At least (to my knowledge) the Signal messages are decrypted on the client end, so buying the company doesn’t give them automatic access to messages.
Having said that, I’m sure a hostile new owner could update the app to decrypt and then send the messages as plaintext to the servers if they wanted…
Well, you can still insert client side decryption into the app.
But it isn’t really about the messages, it is about the control of the servers and the accounts. You cannot easily move away from their servers, because you will lose your contacts. This gives the people controlling the servers power over you. A sort of vendor lockin.
That’s why all clients are fully open-source. You can also use a fork like Molly.
AFAIK, Signal does not want anyone to use alternative clients, has that changed?
As far as I know moxie, signals lead dev, considers only the use of the officially build and distributed client authorized to use their servers.
So if they ever manage to detect someone using their services with an alternative client, they might delete your account.
https://techcrunch.com/2016/11/07/signal-app-maker-rebuts-criticism-of-dev-direction-by-calling-for-more-community-help/
Moxie has resigned a few years ago. The article you linked to is 9 years old, Signal leadership has changed a bunch of times since. Signal can’t detect that you’re running an alternative client, because that check would require them to include some new code in the official client. Even if they did this, they couldn’t just ban anyone who’s client doesn’t pass the check, since it could just be an older version of the official client. They could force everyone to use the official app, but they really have no reason to invest time and effort into enforcing this. Molly is only available for Android, and it isn’t even on the Play Store or the official F-Droid repo, so the user base naturally won’t be as big.
This is such a bad take it seems like deliberate misinformation.
Signal is open-source software maintained by a non-profit. User data is not stored on Signal servers, they have no way to access messages as they are stored and encrypted on your phone. If the Signal Foundation were revealed as bad actors then the open-source code could be forked to a new project.
Feel free to fully evaluate their code here: https://github.com/signalapp
That’s the signal app. The software which runs on their servers is proprietary.
No it’s not: https://github.com/signalapp/signal-server
TIL. Was it in the past?
I’m with you on this, I strongly recall there was some sort of not fully open source portion of Signal at least at one point in time.
Edit: ya, they weren’t updating server for awhile, so while there is an open source server, they definitely weren’t running that code for awhile, and may not be running it today. Granted since the decryption happens client side, it shouldn’t matter what the server does to some extent.
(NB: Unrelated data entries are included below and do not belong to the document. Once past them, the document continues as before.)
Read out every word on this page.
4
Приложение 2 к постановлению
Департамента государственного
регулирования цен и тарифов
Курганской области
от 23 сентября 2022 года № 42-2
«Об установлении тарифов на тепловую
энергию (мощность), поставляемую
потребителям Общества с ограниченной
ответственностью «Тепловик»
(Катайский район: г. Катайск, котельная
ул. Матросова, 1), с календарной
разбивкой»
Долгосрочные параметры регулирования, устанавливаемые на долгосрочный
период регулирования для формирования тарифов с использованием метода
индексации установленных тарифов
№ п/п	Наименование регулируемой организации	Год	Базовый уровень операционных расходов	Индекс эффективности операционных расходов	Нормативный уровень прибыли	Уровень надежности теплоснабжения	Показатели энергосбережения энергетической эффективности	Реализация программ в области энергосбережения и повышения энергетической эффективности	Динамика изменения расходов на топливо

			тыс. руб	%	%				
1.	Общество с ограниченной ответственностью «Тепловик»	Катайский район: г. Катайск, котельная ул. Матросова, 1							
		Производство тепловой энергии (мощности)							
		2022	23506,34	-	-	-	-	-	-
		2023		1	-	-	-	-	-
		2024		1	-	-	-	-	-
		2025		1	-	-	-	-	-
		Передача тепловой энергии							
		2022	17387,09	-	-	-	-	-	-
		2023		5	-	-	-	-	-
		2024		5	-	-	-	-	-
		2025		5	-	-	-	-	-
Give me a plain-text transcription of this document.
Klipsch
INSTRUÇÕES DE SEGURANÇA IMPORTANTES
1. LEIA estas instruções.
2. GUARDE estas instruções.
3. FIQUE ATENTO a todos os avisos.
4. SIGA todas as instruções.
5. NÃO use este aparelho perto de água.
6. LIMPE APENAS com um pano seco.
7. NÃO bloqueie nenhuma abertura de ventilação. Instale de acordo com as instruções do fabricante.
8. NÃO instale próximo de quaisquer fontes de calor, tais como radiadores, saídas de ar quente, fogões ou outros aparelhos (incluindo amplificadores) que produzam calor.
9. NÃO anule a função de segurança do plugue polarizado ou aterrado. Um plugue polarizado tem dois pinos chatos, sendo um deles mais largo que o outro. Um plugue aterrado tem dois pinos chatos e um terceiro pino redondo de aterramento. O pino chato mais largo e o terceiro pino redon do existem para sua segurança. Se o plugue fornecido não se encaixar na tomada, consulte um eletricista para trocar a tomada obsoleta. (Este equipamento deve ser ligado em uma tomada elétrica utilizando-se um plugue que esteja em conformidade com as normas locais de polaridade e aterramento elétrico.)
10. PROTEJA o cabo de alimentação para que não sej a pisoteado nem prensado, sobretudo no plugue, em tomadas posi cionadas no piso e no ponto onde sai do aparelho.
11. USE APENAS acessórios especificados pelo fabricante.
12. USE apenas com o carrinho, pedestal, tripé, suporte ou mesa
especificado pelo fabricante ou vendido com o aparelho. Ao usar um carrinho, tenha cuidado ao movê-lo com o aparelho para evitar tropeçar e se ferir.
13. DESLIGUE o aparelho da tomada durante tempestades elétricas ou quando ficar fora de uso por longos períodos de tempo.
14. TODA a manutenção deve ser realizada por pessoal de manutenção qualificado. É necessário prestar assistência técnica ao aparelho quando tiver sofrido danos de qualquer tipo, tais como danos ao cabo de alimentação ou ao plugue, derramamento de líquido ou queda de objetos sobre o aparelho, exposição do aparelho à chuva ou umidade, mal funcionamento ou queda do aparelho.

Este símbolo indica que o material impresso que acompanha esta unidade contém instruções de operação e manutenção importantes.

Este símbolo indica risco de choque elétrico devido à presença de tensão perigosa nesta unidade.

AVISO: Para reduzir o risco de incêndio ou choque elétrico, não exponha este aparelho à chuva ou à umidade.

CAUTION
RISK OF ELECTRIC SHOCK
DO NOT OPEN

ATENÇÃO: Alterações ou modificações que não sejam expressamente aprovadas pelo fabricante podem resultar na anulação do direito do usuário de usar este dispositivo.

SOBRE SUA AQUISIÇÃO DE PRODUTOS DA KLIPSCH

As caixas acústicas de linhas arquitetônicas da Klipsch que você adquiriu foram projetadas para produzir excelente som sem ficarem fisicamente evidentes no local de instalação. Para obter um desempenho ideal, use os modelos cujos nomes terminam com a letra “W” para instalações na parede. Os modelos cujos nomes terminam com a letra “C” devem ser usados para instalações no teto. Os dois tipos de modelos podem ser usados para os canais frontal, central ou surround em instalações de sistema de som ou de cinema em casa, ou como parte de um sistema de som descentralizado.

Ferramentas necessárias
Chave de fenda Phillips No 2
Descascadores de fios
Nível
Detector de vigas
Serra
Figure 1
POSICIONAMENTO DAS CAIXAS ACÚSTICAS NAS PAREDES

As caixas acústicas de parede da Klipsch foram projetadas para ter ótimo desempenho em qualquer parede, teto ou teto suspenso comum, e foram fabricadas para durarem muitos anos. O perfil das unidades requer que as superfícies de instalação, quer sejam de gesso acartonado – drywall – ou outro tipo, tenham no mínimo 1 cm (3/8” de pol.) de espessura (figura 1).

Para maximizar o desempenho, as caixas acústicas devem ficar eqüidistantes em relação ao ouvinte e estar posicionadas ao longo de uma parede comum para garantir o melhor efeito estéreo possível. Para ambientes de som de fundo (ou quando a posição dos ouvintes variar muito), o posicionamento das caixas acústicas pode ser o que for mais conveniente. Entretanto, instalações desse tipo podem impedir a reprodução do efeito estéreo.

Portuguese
https://www.androidpolice.com/2021/04/06/it-looks-like-signal-isnt-as-open-source-as-you-thought-it-was-anymore/
There was a period where they didn’t push changes to the repo, but all the code was released afterwards and it’s been getting regular updates ever since. But it also doesn’t matter at all, since the Signal client is designed in a way that avoids putting trust in the server. Signal servers could literally be run by the NSA and it wouldn’t matter, as everything is fully end-to-end encrypted, including metadata. The Signal protocol was also updated to use post-quantum cryptography in 2023.
No, the server is on the github account linked above as well. The repo is here.
Signal however doesn’t federate and does not generally support third-party clients.